There was a line from an old radio show that Bentz had often heard his grandfather quote, something about evil lurking in men’s hearts. He couldn’t remember the exact quote but it seemed appropriate now as he watched the priest disappear from the window.

“Who indeed,” he thought aloud as he backed up, then put his Jeep into drive, pulled out of the gravel lot, and rubbed the back of his neck. He’d originally thought the recent killings of the prostitutes was cut-and-dried, that his old nemesis, Father John, had somehow been resurrected and was haunting the streets of New Orleans once again, but increasingly he was starting to believe it might be something more. Something more complicated. Something more sinister. Something he had yet to figure out.

He thought about Kristi and the attack against her, the murder of her husband and the notes left to terrorize her, notes he was certain Ned Zavala was incapable of creating.

But what about his mother?

And how did this all fit in with Father John?

He couldn’t force the pieces of this ill-fitting puzzle together, no matter how he tried.

Frustrated, Bentz left Our Lady of the Grove with more questions than he had answers and only hoped Montoya had fared better. As his partner had suggested, they were following different paths, he on the Father John trail, Montoya trying to root out a separate psychopath who had brutally taken Jay McKnight’s life and left Bentz’s daughter a wounded widow.

He still believed that Jay’s murderer was either Father John or a clever copycat, and somehow connected to his son-in-law’s killer. All the evidence at the scenes of the murders of Teri Marie Gaines and Helene Laroche pointed to Father John, but so far Bentz had no real proof that the Rosary Killer had survived. If Father John wasn’t responsible for the recent murders, then who? He felt heartburn begin to attack and reached into the console, found an opened roll of antacids, and popped two as he threaded his way through the traffic and drove past the lake, stretching wide, reflecting the sky and meeting the horizon.

He drove past Samantha Wheeler’s house, saw that the gates were closed, and felt that he was missing something.
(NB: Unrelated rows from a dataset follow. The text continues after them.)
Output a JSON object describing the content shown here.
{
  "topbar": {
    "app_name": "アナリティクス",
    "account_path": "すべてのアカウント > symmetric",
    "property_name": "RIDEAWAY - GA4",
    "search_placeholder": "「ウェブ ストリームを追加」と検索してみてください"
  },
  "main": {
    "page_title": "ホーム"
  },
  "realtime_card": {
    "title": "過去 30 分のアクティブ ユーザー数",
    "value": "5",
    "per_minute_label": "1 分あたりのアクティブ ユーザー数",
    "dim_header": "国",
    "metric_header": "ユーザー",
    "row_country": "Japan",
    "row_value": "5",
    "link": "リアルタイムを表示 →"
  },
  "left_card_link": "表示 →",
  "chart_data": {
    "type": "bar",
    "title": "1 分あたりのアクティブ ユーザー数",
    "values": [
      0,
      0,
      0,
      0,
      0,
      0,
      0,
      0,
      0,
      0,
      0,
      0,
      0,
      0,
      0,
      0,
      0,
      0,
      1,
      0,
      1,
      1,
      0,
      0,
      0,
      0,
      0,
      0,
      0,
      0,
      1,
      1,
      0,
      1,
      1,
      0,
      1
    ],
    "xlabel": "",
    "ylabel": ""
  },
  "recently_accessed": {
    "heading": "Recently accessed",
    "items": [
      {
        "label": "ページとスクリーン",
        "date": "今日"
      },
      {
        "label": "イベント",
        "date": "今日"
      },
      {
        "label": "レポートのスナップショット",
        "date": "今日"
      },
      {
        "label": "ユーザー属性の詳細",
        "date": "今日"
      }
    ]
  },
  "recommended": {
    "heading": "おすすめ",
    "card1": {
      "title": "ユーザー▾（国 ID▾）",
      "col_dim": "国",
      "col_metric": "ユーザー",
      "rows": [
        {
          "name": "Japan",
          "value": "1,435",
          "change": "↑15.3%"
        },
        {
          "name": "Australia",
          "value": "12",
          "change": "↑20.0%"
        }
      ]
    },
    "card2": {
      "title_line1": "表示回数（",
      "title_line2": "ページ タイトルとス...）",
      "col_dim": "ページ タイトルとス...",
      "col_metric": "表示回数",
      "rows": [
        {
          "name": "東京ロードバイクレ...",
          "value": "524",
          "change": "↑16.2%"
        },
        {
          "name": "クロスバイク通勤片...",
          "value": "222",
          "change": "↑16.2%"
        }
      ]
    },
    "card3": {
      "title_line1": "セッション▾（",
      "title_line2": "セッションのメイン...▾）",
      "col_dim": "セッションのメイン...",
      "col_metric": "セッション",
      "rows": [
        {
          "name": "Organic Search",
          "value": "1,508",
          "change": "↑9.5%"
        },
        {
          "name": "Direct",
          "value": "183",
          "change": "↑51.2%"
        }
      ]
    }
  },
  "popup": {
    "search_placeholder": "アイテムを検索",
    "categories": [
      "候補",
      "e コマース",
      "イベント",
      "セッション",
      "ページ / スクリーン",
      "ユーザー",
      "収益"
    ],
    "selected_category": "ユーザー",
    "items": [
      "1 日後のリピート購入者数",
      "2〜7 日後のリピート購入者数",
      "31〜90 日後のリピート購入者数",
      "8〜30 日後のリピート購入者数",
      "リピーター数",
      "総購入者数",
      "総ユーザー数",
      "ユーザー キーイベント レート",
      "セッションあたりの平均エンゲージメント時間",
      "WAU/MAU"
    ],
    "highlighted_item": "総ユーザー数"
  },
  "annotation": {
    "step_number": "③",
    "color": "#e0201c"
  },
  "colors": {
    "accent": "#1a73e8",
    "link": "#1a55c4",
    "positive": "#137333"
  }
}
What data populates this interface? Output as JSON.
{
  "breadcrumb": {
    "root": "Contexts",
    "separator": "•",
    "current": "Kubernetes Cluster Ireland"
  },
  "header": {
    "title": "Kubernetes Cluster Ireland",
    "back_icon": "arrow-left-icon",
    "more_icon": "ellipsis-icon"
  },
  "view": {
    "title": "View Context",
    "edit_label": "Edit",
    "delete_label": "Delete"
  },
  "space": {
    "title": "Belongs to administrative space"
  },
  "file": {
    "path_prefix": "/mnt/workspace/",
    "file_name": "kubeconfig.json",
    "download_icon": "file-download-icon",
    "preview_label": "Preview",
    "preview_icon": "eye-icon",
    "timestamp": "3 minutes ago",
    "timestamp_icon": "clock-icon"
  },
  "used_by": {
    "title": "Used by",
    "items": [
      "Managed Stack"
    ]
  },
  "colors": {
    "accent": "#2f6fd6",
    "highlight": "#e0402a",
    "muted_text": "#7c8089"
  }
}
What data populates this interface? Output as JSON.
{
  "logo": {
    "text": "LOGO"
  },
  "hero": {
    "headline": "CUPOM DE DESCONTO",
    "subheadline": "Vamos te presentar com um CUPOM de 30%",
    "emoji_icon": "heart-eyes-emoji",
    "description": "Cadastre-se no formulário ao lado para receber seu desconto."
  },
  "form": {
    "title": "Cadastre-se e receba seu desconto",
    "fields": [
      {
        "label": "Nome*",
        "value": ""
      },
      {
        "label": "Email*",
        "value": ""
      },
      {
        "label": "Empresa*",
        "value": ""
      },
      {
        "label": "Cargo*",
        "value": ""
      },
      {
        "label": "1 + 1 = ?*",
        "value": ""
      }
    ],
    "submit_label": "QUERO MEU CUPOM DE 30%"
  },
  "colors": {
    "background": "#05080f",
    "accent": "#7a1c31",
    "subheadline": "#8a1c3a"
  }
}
Something important.

If Father John were really alive, why hadn’t he targeted Dr. Sam? Why would he go after Kristi? Some kind of revenge move against Bentz for nearly killing him? Or Kristi for writing the book?

He rounded a corner, slowed for a jaywalker, and cracked the window, allowing the warm autumn air to flow into the interior.

Nothing was making sense.

Once again, he hoped his partner was having better luck.